Он замялся – он и так непростительно задержался, учитывая, как долго у католиков длится месса, а ведь еще забирать “виллис”, – и Мэрион настояла, что проводит его до церкви. Они направились обратно, и ее присутствие тяготило Расса сильнее прежнего. Она восхищалась его пацифизмом, восхищалась тем, что ему не сидится в лагере, восхищалась его сочувствием навахо. Всякий раз, опуская взгляд, Расс видел устремленные на него сияющие глаза. Никогда еще на него не смотрели с таким безусловным одобрением, и ему не хватало опыта, чтобы распознать желание в этом одобрении. Когда они дошли до пикапа, у Расса от напряжения раскалывалась голова. Он предложил подвезти ее до дяди, но на лицо ее опять набежало облако.
– Вот вы сказали, неважно, что мы делаем, главное – любить Бога. Вы правда так думаете?
– Не знаю, – ответил Расс. – Навахо не принимают Христа, но вряд ли они обречены на вечные муки.
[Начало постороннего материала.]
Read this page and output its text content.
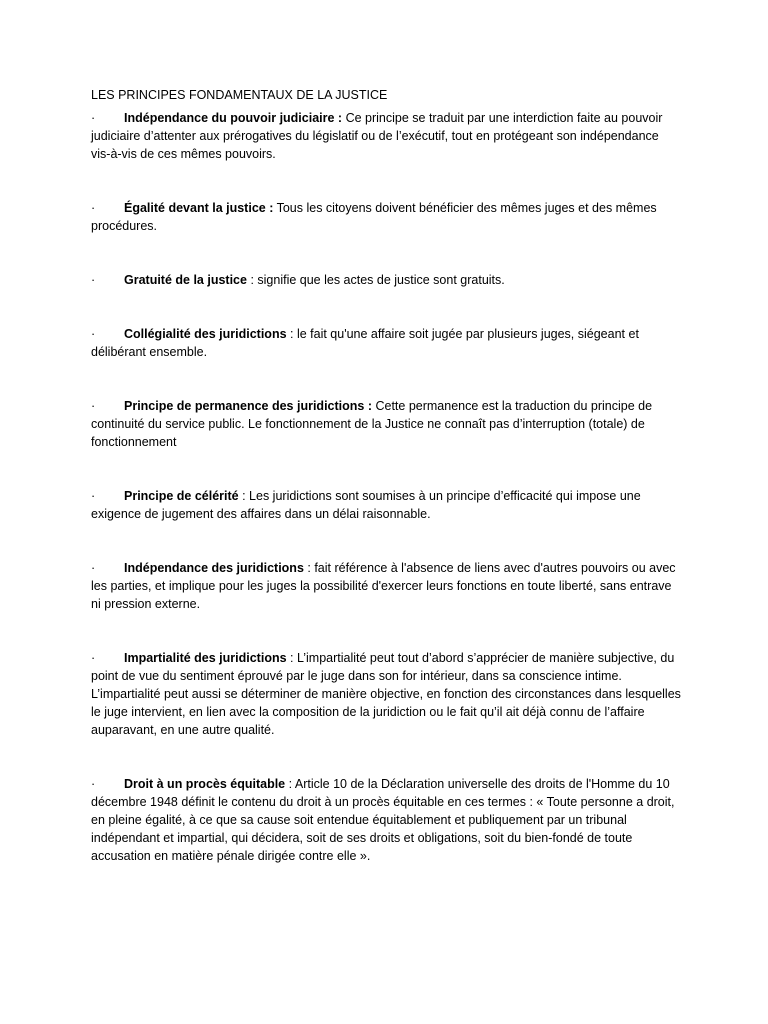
LES PRINCIPES FONDAMENTAUX DE LA JUSTICE

· Indépendance du pouvoir judiciaire : Ce principe se traduit par une interdiction faite au pouvoir judiciaire d’attenter aux prérogatives du législatif ou de l’exécutif, tout en protégeant son indépendance vis-à-vis de ces mêmes pouvoirs.

· Égalité devant la justice : Tous les citoyens doivent bénéficier des mêmes juges et des mêmes procédures.

· Gratuité de la justice : signifie que les actes de justice sont gratuits.

· Collégialité des juridictions : le fait qu'une affaire soit jugée par plusieurs juges, siégeant et délibérant ensemble.

· Principe de permanence des juridictions : Cette permanence est la traduction du principe de continuité du service public. Le fonctionnement de la Justice ne connaît pas d’interruption (totale) de fonctionnement

· Principe de célérité : Les juridictions sont soumises à un principe d’efficacité qui impose une exigence de jugement des affaires dans un délai raisonnable.

· Indépendance des juridictions : fait référence à l'absence de liens avec d'autres pouvoirs ou avec les parties, et implique pour les juges la possibilité d'exercer leurs fonctions en toute liberté, sans entrave ni pression externe.

· Impartialité des juridictions : L’impartialité peut tout d’abord s’apprécier de manière subjective, du point de vue du sentiment éprouvé par le juge dans son for intérieur, dans sa conscience intime. L’impartialité peut aussi se déterminer de manière objective, en fonction des circonstances dans lesquelles le juge intervient, en lien avec la composition de la juridiction ou le fait qu’il ait déjà connu de l’affaire auparavant, en une autre qualité.

· Droit à un procès équitable : Article 10 de la Déclaration universelle des droits de l'Homme du 10 décembre 1948 définit le contenu du droit à un procès équitable en ces termes : « Toute personne a droit, en pleine égalité, à ce que sa cause soit entendue équitablement et publiquement par un tribunal indépendant et impartial, qui décidera, soit de ses droits et obligations, soit du bien-fondé de toute accusation en matière pénale dirigée contre elle ».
Это было бы несправедливо.
Она опустила глаза.
– Я не верю в загробную жизнь.
– Правда?
– Я считаю, важно лишь состояние души, пока ты жив.
– Этому учит католицизм?
– Нет, конечно. Мы с отцом Фергусом постоянно об этом спорим. Я считаю, в мире нет ничего реальнее Бога, и Сатана не менее реален. Грех реален, и реально Божье прощение. Этому учит Евангелие. А вот о загробной жизни в Евангелии почти ничего не сказано – только у Иоанна. Разве не странно? Если уж загробная жизнь так важна. Когда богатый молодой человек спрашивает у Иисуса, как наследовать жизнь вечную, Иисус не дает ему прямого ответа. Он говорит что-то вроде того, что в рай попадают те, кто любит Бога и соблюдает заповеди, а в ад – богоотступники, погрязшие в грехе. Отец Фергус считает, я должна верить, что слова Иисуса о рае и аде следует понимать буквально: так учит церковь. Но я сотни раз перечитывала эти строки. Молодой человек спрашивает о вечности, а Иисус отвечает: раздай все, что имеешь[52]. Он говорит, что делать в настоящем, будто бы в настоящем и заключается вечность; по-моему, Он прав. Вечность для нас загадка, как и сам Бог. И необязательно вечность – это райское блаженство или пламя ада. Возможно, это бесконечная благодать или бездонное отчаяние. Пока мы живы, вечность в каждой нашей секунде. В общем, отцу Фергусу от меня одно беспокойство.